Using this variety of methods, psychometricians run statistical analyses to calculate features of the test such as item difficulty (for example, p-value), item discrimination (for example, the point-biserial correlation), and the reliability of an assessment. Psychometricians also discuss the probability of something occurring or being true from the data obtained by assessments, such as a student being placed in a certain performance level based on his or her total test score. All of this information translates into numbers reported as test scores to students, teachers, and parents.

Statisticians of all types, including psychometricians, typically talk about two types of significance in their research: statistical and practical. In the ideal world we would prefer to have both statistical significance and practical significance when performing research studies, although that is not always possible. A professor once told me, “Statistical significance will get you published and tenure, but practical significance will make you famous.” The first part of that statement might be true but the latter is not…at least not in my experience. However, it does point to the importance of knowing when a set of metrics has real meaning — and when it does not.
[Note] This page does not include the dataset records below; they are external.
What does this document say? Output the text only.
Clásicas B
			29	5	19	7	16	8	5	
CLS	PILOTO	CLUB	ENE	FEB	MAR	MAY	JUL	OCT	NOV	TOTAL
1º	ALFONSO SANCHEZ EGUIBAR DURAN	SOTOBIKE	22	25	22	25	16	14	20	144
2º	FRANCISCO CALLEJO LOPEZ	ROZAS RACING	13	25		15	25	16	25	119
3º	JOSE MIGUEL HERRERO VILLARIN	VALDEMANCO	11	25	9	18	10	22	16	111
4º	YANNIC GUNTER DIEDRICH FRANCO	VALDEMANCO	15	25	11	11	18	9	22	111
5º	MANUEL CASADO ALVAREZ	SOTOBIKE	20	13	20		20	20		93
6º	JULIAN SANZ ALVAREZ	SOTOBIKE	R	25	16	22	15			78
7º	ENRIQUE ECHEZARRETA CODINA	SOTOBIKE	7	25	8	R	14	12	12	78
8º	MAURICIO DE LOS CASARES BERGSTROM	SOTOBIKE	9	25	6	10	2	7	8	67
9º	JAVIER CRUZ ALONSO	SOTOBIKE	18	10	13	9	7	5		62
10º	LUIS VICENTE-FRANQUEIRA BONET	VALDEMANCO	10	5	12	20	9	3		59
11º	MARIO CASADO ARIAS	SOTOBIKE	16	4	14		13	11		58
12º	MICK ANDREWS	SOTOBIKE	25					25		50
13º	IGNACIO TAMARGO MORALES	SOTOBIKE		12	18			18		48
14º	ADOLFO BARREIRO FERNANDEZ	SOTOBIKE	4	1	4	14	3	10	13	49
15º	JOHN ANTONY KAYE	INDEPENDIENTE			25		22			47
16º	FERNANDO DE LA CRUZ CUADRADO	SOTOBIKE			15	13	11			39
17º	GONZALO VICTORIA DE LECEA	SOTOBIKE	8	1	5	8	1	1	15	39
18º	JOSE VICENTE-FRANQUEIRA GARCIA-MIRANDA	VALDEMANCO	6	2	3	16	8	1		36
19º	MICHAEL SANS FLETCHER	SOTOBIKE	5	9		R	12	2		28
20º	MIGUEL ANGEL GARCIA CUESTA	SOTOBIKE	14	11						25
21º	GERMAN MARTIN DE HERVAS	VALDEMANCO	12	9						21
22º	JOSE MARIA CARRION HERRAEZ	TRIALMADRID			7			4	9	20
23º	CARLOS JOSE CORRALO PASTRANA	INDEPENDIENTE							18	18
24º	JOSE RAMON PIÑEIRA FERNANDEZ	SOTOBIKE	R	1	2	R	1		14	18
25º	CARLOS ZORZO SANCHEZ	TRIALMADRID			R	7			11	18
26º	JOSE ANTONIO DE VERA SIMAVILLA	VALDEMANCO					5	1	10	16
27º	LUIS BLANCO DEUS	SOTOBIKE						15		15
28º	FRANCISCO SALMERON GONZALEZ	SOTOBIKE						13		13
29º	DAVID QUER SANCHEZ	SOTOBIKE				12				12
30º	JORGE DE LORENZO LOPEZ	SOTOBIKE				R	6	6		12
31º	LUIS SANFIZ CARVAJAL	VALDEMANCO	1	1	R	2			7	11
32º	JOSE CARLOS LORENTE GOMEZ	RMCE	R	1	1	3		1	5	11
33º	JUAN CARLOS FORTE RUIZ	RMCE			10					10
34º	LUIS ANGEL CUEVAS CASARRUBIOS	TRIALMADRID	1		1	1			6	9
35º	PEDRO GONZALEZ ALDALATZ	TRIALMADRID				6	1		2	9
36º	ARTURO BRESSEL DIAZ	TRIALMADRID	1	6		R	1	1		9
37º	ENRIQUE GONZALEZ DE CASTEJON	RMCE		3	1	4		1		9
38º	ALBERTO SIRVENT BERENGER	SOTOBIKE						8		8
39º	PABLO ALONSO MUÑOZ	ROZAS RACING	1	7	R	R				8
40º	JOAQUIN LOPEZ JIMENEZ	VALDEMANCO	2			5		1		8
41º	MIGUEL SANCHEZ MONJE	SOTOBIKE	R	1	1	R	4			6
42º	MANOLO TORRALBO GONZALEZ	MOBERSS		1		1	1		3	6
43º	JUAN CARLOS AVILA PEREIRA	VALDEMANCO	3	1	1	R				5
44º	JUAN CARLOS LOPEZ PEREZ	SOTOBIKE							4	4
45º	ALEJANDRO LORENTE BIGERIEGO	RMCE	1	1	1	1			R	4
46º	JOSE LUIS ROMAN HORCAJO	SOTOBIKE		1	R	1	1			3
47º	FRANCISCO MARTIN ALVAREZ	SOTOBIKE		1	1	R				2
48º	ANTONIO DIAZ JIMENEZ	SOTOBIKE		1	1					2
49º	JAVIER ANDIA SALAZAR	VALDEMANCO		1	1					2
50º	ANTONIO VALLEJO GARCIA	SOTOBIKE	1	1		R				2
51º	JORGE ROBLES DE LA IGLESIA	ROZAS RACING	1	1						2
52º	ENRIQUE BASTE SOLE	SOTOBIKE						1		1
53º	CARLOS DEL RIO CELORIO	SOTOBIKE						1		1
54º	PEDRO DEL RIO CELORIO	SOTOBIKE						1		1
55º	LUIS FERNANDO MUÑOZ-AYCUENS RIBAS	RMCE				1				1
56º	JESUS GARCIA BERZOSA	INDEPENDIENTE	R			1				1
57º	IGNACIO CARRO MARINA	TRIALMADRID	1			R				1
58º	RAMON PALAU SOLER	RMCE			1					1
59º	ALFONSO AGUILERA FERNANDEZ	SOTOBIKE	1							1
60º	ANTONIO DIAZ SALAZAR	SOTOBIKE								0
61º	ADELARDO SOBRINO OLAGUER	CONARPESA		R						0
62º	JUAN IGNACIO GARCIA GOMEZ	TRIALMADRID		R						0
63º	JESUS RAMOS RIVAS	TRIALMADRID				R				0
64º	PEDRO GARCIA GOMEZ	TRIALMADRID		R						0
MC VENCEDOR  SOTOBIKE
Let me use a story to illustrate what I mean. During one of those monthly brown-bag seminars common in workplaces these days, the presenters described how they had improved the IRT calibration on a dataset by making a few interesting changes to the Newton and EM cycles of their IRT program. They claimed it made the calculation more reliable, which it did. However, the differences in the numbers were at the sixth decimal point — for example, -3.123421 versus -3.123423. While this made student test scores more reliable, this increased reliability did not change the student’s score. If a student scored 24 before this recalibration, he would still score 24 after the recalibration was applied. In other words, the difference at the sixth decimal point in the IRT calculations were statistically significant but did not have any practical impact on the student’s reported scores.

What accounted for this statistically significant event being such a non-event in practical terms? It had to do with the large number of students who took the test for which the data were calculated. With large n-counts, very small differences can produce statistically significant results that may have little or no practical value. Of course, the converse is also true. An event may not be statistical significance but still have enormous practical significance. Such is the case in medical research where a small change might mean the difference between life and death.

The bottom line is that numbers are very important to psychometrics. The goal is to achieve both statistical and practical significance; make test results as reliable as possible; have valid evidence that supports the use of test scores; and ultimately allow people to make better decisions about teaching and learning than they would without those results.